Atlantis was actually created at my previous workplace by a couple of my ex-coworkers! Agreed that it’s a great way to bring a bit more care/rigour to always-dangerous infrastructure changes. IIRC we had it configured so that you had to always had to do things in this order:
- plan against staging
- get a PR approval
- apply against staging
- plan against prod
- apply against prod
- merge
Being forced to plan (and get someone up review said plan) before applying makes it far, far less likely you’ll do the level of damage described in this blog post.
From what I experienced, per-environment branches is a bad practice that eventually will be a big burden to deal with especially when environments don't match. Actually the concept of "staging" in infrastructure is different than it in code, which is the usual source of confusion.
The best strategy is to have a repository for your modules only so you can specify the version[0] you want to use, and separate environments by folders.
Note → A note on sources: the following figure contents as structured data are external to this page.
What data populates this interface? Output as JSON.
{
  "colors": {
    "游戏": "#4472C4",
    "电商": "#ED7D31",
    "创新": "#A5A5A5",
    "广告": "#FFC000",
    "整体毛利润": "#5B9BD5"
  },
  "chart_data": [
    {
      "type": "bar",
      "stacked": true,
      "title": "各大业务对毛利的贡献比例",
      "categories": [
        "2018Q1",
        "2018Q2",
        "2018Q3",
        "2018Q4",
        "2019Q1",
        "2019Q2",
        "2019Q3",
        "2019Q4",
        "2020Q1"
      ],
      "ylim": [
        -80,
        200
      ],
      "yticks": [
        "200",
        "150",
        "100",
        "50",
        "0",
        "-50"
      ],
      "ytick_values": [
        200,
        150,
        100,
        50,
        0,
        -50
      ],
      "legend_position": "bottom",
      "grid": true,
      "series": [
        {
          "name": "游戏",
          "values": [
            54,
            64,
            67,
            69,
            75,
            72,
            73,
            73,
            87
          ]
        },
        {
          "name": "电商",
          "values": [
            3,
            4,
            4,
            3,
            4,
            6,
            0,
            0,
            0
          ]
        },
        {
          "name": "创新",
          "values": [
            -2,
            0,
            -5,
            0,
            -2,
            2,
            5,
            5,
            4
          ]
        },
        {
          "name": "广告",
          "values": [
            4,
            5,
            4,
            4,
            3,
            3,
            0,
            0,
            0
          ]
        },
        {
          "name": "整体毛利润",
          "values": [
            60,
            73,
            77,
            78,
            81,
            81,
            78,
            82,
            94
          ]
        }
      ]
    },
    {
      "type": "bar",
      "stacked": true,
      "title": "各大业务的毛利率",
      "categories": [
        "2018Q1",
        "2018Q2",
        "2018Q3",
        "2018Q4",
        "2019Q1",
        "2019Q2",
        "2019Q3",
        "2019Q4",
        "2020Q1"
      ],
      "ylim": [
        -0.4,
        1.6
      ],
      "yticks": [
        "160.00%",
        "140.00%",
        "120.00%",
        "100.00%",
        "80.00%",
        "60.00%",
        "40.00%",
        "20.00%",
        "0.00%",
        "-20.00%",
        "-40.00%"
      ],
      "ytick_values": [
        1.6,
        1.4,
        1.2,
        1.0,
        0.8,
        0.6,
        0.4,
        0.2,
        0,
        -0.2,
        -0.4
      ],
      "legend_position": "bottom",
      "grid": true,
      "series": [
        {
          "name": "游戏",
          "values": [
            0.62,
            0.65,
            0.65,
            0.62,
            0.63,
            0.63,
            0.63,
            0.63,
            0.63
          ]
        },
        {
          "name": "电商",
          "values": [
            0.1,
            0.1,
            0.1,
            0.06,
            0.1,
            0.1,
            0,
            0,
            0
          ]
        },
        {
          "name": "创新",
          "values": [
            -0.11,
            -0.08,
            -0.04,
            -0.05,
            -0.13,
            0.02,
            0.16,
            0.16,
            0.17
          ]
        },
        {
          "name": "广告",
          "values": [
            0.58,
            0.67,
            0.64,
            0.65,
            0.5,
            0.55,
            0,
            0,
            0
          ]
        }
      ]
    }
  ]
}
Yeah, we just had a single feature branch, which we would merge into the single master branch. We’d simply apply it to staging first, make sure nothing terrible happened, then apply to master. All those steps I listed above happened on the same branch, same PR.
It is completely embarrassing how many engineers we have and still apply manually from laptops. Changes are slow and error-prone, we don't even have them hooked up to CI/CD. I think it still works because we have so many damn engineers and we don't actually need to change infrastructure multiple times a day.
That said, Terraform breaks so often that if we did it all automated, we'd have a million more Git commits from trying to fix broken apply's.